It is sometimes easy for me to lose composure when I allow pride to govern my reactions. For example, there are times when I present something that I believe is valuable and represents my personal contribution, and therefore, self-worth, but the one receiving it disrespects it, and I get angry and want to come back with an arrogant response.
This has happened to me on a few occasions recently where I work. By the Grace of God, I believe that my responses have been somewhat muted and controlled, not meting out all that my emotions demand. I am grateful to God for this.
Interestingly, Grace also allows me to see beyond my pride, and to grasp the idea that I really can do better with what I presented…as if, after the fact, if I choose to moderate my emotions and listen, I am allowed to see as if the dark pride-encrusted lens through which I had been looking had suddenly been wiped clean.

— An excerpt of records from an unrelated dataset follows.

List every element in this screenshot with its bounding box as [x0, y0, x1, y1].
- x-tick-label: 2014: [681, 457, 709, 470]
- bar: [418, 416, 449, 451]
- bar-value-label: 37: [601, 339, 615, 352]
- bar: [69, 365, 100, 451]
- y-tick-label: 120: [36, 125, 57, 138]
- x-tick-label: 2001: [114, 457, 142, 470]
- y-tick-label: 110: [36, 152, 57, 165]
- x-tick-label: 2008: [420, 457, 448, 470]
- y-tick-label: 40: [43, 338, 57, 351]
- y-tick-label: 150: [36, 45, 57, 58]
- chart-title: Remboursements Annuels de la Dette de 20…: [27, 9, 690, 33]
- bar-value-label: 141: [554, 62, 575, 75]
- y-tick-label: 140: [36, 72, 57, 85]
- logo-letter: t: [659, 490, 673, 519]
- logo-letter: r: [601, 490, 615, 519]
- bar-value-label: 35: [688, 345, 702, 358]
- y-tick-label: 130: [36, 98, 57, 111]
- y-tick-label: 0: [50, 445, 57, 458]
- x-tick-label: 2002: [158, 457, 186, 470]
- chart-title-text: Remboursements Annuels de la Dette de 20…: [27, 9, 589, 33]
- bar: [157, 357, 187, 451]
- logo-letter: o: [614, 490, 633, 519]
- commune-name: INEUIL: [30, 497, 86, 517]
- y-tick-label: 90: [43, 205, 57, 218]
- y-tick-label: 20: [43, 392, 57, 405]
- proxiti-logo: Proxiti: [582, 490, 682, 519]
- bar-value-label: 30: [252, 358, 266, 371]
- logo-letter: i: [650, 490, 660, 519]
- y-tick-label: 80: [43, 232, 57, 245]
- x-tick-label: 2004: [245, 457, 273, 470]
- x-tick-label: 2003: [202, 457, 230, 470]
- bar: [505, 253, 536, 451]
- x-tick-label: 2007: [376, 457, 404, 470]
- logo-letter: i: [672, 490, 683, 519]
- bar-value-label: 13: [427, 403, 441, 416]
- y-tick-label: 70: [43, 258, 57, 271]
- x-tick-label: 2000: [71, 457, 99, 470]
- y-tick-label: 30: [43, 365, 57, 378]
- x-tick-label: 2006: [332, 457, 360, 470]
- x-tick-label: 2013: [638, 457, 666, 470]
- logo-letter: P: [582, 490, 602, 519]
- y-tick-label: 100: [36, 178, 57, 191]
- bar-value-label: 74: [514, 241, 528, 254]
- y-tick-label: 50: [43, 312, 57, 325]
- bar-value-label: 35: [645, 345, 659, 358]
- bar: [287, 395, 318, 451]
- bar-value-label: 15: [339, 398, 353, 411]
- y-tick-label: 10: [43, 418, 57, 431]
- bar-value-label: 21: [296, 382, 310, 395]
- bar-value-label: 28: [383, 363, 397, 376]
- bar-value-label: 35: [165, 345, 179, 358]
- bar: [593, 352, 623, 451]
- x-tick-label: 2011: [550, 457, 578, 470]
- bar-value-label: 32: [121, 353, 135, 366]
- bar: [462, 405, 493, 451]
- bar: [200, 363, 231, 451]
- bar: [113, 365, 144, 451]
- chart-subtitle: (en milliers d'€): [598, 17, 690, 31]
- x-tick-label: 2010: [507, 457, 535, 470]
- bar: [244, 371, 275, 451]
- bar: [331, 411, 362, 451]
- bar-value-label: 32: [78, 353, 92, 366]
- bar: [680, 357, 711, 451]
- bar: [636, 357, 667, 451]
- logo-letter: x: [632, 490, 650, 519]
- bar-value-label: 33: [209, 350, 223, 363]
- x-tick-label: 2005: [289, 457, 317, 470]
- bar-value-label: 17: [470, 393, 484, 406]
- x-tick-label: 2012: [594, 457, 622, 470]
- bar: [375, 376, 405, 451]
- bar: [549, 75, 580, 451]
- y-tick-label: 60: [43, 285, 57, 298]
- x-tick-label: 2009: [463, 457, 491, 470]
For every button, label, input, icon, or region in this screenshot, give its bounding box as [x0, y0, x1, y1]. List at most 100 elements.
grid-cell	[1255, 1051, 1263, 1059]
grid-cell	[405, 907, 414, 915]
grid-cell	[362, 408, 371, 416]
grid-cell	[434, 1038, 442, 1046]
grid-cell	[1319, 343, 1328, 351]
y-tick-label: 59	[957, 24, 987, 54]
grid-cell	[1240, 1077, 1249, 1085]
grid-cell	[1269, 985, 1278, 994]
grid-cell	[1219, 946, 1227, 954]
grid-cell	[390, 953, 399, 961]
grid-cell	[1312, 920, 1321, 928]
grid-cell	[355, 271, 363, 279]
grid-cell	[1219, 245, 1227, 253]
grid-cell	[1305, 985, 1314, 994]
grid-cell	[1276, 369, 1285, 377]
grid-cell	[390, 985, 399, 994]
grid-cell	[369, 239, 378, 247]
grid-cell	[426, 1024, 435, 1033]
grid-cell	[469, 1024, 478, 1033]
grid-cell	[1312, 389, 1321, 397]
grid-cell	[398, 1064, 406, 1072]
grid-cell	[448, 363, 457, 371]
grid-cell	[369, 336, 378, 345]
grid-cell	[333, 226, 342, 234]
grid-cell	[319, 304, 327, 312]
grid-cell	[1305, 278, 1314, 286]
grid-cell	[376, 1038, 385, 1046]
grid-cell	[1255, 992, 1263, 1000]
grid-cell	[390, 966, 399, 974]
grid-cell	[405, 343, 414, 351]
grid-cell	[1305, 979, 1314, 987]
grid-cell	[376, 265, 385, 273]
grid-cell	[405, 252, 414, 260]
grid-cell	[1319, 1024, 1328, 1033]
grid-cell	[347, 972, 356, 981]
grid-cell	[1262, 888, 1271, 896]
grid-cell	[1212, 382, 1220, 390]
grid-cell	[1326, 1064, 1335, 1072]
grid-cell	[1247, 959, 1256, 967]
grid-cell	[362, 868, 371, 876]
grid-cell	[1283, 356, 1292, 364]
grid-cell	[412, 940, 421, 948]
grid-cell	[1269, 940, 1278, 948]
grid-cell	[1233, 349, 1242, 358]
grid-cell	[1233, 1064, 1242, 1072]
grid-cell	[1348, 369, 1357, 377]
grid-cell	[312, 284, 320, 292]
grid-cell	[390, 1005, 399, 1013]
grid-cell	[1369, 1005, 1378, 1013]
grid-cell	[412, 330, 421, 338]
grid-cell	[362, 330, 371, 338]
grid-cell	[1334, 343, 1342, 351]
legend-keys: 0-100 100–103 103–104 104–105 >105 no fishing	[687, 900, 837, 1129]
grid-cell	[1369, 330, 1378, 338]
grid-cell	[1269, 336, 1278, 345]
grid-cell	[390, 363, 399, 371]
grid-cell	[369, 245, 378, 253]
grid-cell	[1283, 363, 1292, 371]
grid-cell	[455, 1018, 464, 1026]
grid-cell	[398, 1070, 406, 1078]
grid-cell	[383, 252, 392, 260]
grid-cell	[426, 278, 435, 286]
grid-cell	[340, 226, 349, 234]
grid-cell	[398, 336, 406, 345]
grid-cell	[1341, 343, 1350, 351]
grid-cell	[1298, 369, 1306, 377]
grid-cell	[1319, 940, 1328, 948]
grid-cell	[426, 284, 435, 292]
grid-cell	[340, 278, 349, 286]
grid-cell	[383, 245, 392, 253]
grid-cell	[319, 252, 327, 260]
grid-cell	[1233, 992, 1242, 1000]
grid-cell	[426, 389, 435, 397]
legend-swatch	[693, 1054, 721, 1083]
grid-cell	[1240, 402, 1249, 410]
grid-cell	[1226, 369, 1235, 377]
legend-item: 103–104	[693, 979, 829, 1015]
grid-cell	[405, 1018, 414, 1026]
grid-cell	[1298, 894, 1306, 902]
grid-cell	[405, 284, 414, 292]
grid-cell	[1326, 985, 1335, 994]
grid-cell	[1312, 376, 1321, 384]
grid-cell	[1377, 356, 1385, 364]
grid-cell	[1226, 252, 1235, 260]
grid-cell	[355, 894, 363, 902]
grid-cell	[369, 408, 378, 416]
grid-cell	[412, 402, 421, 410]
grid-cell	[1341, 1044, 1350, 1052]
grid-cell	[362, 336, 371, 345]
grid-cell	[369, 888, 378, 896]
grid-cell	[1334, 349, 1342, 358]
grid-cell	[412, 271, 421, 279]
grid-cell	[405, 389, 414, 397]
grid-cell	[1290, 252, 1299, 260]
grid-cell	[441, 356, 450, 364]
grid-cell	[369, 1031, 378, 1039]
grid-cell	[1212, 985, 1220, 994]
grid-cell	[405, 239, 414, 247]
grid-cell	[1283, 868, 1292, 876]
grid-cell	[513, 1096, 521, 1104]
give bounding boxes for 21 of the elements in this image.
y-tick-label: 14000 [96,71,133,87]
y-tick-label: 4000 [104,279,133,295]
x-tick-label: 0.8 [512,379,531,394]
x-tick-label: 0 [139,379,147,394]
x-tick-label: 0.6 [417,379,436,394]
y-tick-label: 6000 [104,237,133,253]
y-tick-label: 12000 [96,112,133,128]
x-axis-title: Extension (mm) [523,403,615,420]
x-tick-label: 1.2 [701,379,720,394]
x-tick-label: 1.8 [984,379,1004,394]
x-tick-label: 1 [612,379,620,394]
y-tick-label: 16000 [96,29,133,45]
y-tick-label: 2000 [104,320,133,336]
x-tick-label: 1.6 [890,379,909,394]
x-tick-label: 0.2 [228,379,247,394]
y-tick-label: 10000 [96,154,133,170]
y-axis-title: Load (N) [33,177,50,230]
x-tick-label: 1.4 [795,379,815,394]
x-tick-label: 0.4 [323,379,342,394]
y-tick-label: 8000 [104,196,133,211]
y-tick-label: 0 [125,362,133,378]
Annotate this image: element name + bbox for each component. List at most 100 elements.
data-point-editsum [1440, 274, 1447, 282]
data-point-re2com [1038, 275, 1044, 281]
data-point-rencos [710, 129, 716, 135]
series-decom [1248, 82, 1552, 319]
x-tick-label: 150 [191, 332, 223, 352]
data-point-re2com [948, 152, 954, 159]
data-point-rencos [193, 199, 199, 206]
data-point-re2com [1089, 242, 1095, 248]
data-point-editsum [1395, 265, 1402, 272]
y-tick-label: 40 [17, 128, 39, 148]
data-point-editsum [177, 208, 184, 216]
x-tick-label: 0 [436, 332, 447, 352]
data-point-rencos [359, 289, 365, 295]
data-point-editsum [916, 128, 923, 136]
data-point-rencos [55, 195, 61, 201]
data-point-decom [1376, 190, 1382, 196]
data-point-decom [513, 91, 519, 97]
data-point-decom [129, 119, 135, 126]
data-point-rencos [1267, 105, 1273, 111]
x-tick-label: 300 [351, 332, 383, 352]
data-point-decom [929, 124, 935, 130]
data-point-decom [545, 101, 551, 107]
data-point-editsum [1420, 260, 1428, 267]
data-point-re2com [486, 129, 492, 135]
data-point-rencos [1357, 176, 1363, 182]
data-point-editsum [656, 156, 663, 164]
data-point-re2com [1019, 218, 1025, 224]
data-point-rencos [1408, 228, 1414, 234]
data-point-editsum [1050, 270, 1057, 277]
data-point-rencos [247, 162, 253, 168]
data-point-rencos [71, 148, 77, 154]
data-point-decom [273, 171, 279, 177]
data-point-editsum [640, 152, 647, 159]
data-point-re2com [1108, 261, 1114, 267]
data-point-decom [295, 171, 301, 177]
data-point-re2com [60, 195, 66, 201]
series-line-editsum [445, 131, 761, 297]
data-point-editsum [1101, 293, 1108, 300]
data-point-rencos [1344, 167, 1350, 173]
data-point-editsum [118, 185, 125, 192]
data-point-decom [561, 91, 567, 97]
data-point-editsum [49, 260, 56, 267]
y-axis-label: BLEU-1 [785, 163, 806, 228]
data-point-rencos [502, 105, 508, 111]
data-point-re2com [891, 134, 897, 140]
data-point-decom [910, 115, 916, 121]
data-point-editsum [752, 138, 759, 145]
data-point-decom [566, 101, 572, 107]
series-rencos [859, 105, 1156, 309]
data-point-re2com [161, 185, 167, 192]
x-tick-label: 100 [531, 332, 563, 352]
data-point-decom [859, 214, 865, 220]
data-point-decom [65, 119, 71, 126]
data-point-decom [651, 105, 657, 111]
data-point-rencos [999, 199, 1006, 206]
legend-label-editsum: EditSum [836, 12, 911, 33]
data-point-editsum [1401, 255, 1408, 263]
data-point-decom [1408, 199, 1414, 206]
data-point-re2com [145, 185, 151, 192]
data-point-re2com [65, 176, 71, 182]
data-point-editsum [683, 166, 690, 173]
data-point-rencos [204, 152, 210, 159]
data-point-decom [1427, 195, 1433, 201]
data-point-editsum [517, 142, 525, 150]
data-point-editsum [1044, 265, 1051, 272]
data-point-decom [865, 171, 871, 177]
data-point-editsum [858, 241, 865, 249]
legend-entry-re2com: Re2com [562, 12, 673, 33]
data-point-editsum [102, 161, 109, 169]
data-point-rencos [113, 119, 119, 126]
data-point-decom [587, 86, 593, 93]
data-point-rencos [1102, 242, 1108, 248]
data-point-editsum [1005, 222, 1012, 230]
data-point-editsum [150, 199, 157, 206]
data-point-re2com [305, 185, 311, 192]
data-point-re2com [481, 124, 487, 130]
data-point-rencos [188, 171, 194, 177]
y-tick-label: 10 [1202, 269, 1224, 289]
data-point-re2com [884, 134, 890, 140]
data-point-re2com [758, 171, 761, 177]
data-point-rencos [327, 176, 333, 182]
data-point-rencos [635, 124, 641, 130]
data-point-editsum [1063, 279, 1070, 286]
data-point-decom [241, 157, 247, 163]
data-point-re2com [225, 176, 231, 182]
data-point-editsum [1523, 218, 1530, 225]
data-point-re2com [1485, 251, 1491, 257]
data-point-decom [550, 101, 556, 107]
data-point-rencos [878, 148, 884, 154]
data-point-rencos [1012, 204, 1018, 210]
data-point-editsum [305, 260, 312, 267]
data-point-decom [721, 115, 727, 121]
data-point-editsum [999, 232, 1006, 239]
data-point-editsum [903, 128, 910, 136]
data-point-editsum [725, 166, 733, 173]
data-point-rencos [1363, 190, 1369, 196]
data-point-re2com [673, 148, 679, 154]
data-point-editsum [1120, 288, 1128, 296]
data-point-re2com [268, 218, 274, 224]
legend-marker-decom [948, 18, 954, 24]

I was praying about pride and humility this morning, and what causes my pride:
Pride is allowed to rule my actions when i measure my self-worth by my own, worldly standard. “What I have presented is very good because I am smart, and I like it.”
In contrast…
Humility is allowed to rule our actions when we measure our self-worth by God’s holy Providence and Standard. “I believe that I am here and have a job by the Grace of God. What I have presented is good only if it satisfies God’s purpose for my being here. If it does not, He will let me know through the one receiving it, and I will comply.”
So if my boss does not like something, my response should be one of humble happiness in having the opportunity to make it even better.
I desire to be a most humble servant for God, for the benefit of others with whom I come in contact. I pray that the Lord God will help me. So be it. Amen.